01. Week 17 — MLOps & Production¶

Key concepts to master¶

Experiment tracking and run lineage.
Model registry stages and approval evidence.
Reproducibility across code, data, environment, and evaluation.
Artifact storage and immutable versioning.
Training pipelines and eval gates.
Automated retraining: safe use and failure modes.
Feature stores and train-serve skew.
Data versioning with DVC.
Serving stacks: vLLM, TGI, Triton, managed endpoints.
Autoscaling, batching, caching, and GPU scheduling.
Drift types: data, concept, model, vendor.
Rollout strategies: shadow, canary, blue-green, percentage rollout.
Incident response and rollback targets.
Cost optimization through routing, caching, batching, and right-sizing.

🧠 Mental models¶

Experiment tracking: "a lab notebook with the exact ingredients and timestamps"
Model registry: "passport control for promoting models between environments"
Feature store: "a shared pantry so training and serving eat the same ingredients"
Drift monitoring: "a smoke alarm for a changing world or changing data"
Rollouts: "test pilots before you hand the whole fleet to a new model"
Serving stack: "a kitchen balancing queues, burners, and prep stations under load"

⚠️ Common traps¶

Recording a model version without the code commit, prompt/config, data snapshot, and eval context needed to reproduce it.
Promoting models without approval evidence, rollback targets, or clear ownership.
Confusing data drift, concept drift, and vendor/model behavior drift during incidents.
Ignoring train-serve skew until online metrics collapse after launch.
Autoscaling on raw QPS when sequence length and token throughput actually drive GPU pressure.
Automating retraining without human gates for label quality, regression checks, or business review.

🔗 Prerequisites & connections¶

Builds on: Module 16 engineering discipline around reproducibility, decision records, testing layers, and versioned change management.

Feeds into: Module 18 voice and realtime systems, where serving, monitoring, rollback, and latency discipline must operate under much tighter SLAs.

💬 Interview phrasing¶

What has to be captured so you can reproduce an ML run six months later?
Why is a model registry more than a folder full of artifacts?
How would you detect train-serve skew or drift before users notice?
When would you choose shadow deployment, canary rollout, or blue-green release?
In an AI incident, what can you actually roll back?

⏱️ Difficulty markers¶

🟢 experiment tracking basics
🟢 model registry stages
🟡 artifact and data versioning
🟡 feature stores and train-serve skew
🔴 serving-stack capacity tuning
🔴 drift taxonomy and incident response
🔴 safe automated retraining

Self-check questions¶

Why did the opening failure remain invisible for weeks?
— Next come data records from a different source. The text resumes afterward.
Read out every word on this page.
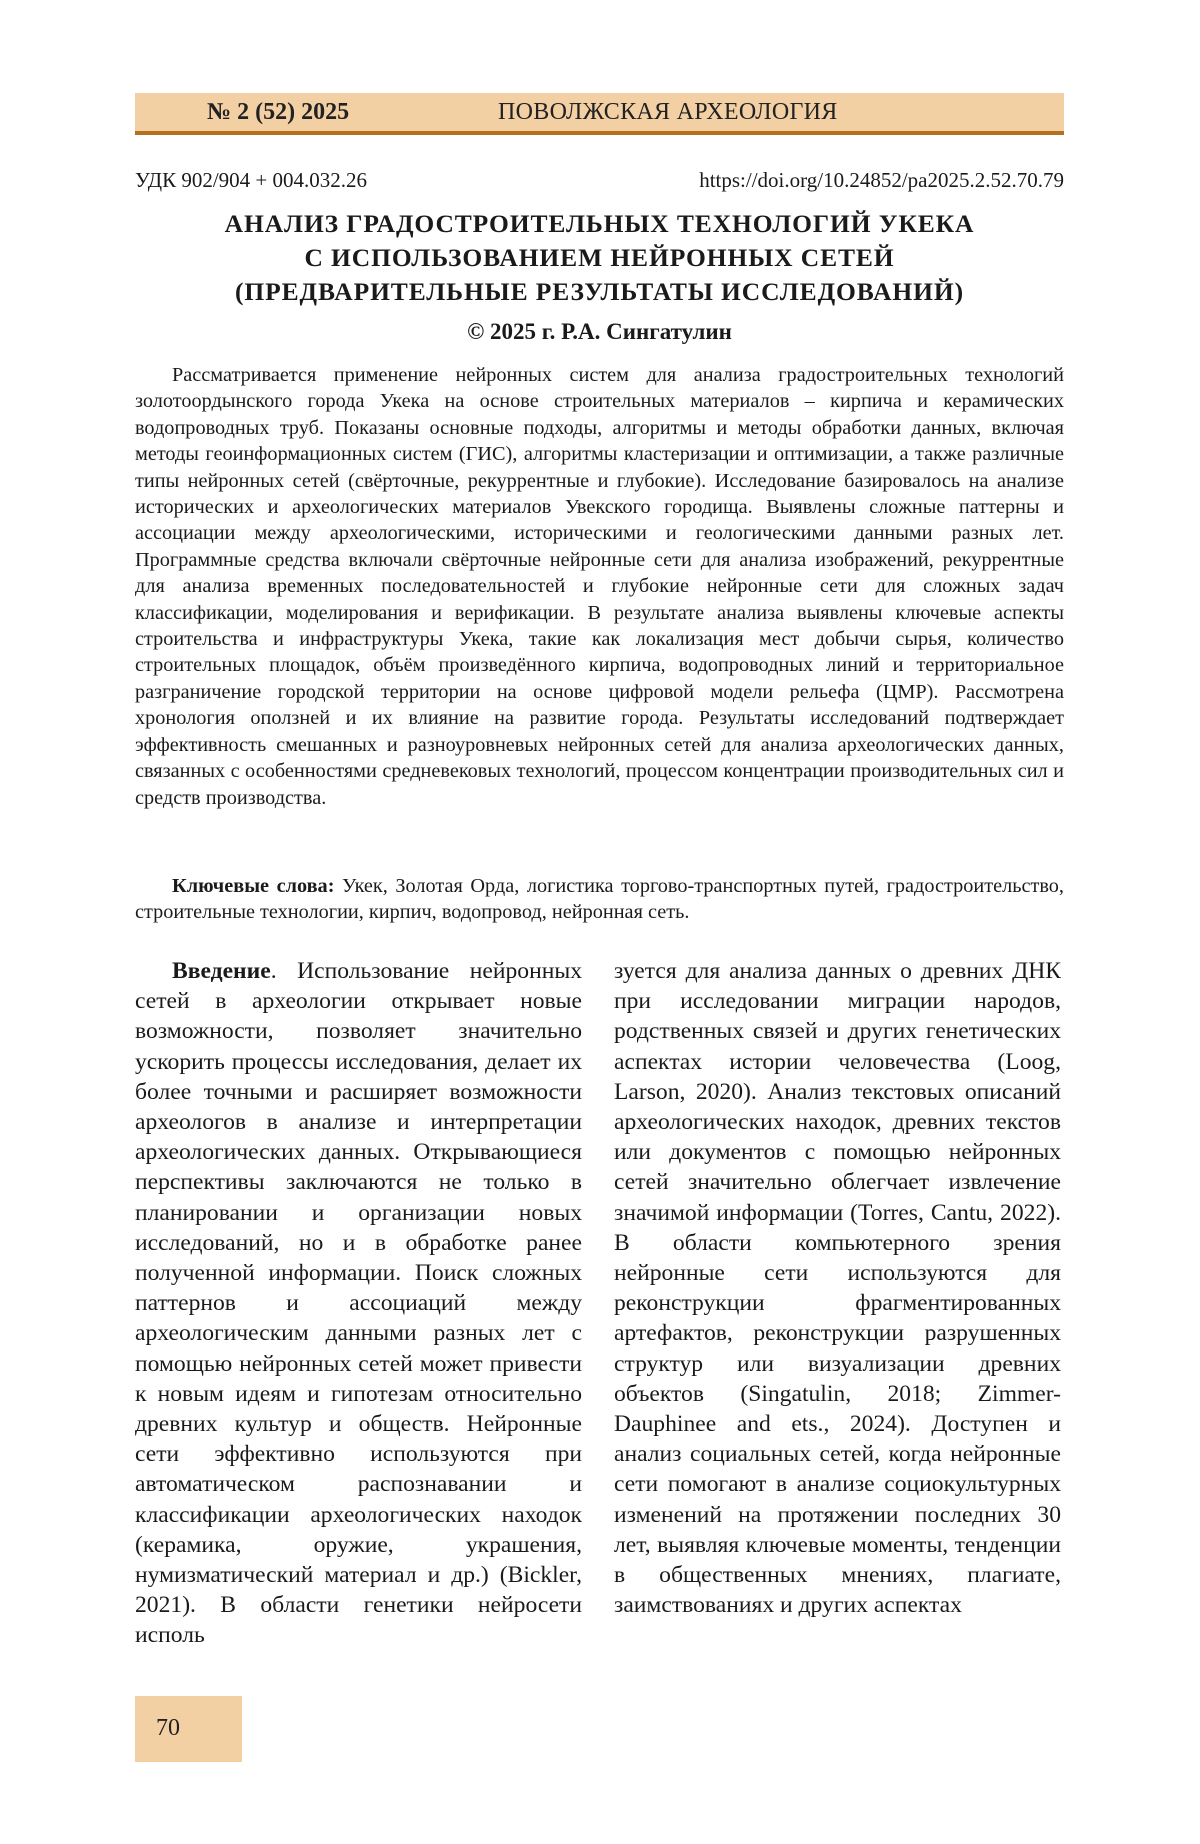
№ 2 (52) 2025	ПОВОЛЖСКАЯ АРХЕОЛОГИЯ
УДК 902/904 + 004.032.26	https://doi.org/10.24852/pa2025.2.52.70.79
АНАЛИЗ ГРАДОСТРОИТЕЛЬНЫХ ТЕХНОЛОГИЙ УКЕКА
С ИСПОЛЬЗОВАНИЕМ НЕЙРОННЫХ СЕТЕЙ
(ПРЕДВАРИТЕЛЬНЫЕ РЕЗУЛЬТАТЫ ИССЛЕДОВАНИЙ)
© 2025 г. Р.А. Сингатулин

Рассматривается применение нейронных систем для анализа градостроительных технологий золотоордынского города Укека на основе строительных материалов – кирпича и керамических водопроводных труб. Показаны основные подходы, алгоритмы и методы обработки данных, включая методы геоинформационных систем (ГИС), алгоритмы кластеризации и оптимизации, а также различные типы нейронных сетей (свёрточные, рекуррентные и глубокие). Исследование базировалось на анализе исторических и археологических материалов Увекского городища. Выявлены сложные паттерны и ассоциации между археологическими, историческими и геологическими данными разных лет. Программные средства включали свёрточные нейронные сети для анализа изображений, рекуррентные для анализа временных последовательностей и глубокие нейронные сети для сложных задач классификации, моделирования и верификации. В результате анализа выявлены ключевые аспекты строительства и инфраструктуры Укека, такие как локализация мест добычи сырья, количество строительных площадок, объём произведённого кирпича, водопроводных линий и территориальное разграничение городской территории на основе цифровой модели рельефа (ЦМР). Рассмотрена хронология оползней и их влияние на развитие города. Результаты исследований подтверждает эффективность смешанных и разноуровневых нейронных сетей для анализа археологических данных, связанных с особенностями средневековых технологий, процессом концентрации производительных сил и средств производства.

Ключевые слова: Укек, Золотая Орда, логистика торгово-транспортных путей, градостроительство, строительные технологии, кирпич, водопровод, нейронная сеть.

Введение. Использование нейронных сетей в археологии открывает новые возможности, позволяет значительно ускорить процессы исследования, делает их более точными и расширяет возможности археологов в анализе и интерпретации археологических данных. Открывающиеся перспективы заключаются не только в планировании и организации новых исследований, но и в обработке ранее полученной информации. Поиск сложных паттернов и ассоциаций между археологическим данными разных лет с помощью нейронных сетей может привести к новым идеям и гипотезам относительно древних культур и обществ. Нейронные сети эффективно используются при автоматическом распознавании и классификации археологических находок (керамика, оружие, украшения, нумизматический материал и др.) (Bickler, 2021). В области генетики нейросети исполь

зуется для анализа данных о древних ДНК при исследовании миграции народов, родственных связей и других генетических аспектах истории человечества (Loog, Larson, 2020). Анализ текстовых описаний археологических находок, древних текстов или документов с помощью нейронных сетей значительно облегчает извлечение значимой информации (Torres, Cantu, 2022). В области компьютерного зрения нейронные сети используются для реконструкции фрагментированных артефактов, реконструкции разрушенных структур или визуализации древних объектов (Singatulin, 2018; Zimmer-Dauphinee and ets., 2024). Доступен и анализ социальных сетей, когда нейронные сети помогают в анализе социокультурных изменений на протяжении последних 30 лет, выявляя ключевые моменты, тенденции в общественных мнениях, плагиате, заимствованиях и других аспектах

70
See 02_explainer.md §1.3-§1.4.
What must every tracked run contain? See 02_explainer.md §2.2-§2.3.
Why is a model registry more than a folder? See 02_explainer.md §2.5-§2.6.
What makes a reproducible ML system different from plain Git history? See 02_explainer.md §2.7-§2.10.
What exactly is the quality gate? See 02_explainer.md §3.5-§3.6.
When is automated retraining wise, and when is it reckless? See 02_explainer.md §3.7.
When would you choose vLLM over TGI or Triton? See 02_explainer.md §4.3.
Why is token-level work often better than QPS for autoscaling? See 02_explainer.md §4.4-§4.5.
What is the difference between data drift and model drift? See 02_explainer.md §5.3-§5.5.
What exactly can you roll back in an AI system? See 02_explainer.md §5.8-§5.10.

Health check¶

By the end of Week 17, you should be able to say all of this honestly: - [ ] I can explain the factory analogy without notes. - [ ] I can describe a run-tracking + registry workflow clearly. - [ ] I can compare vLLM, TGI, and Triton in interview language. - [ ] I can define drift, rollback, and incident response precisely. - [ ] I have completed the hands_on_lab in 05_hands_on_lab.md. - [ ] I feel ready for the latency-heavy world of ../00_realtime_voice_agents/.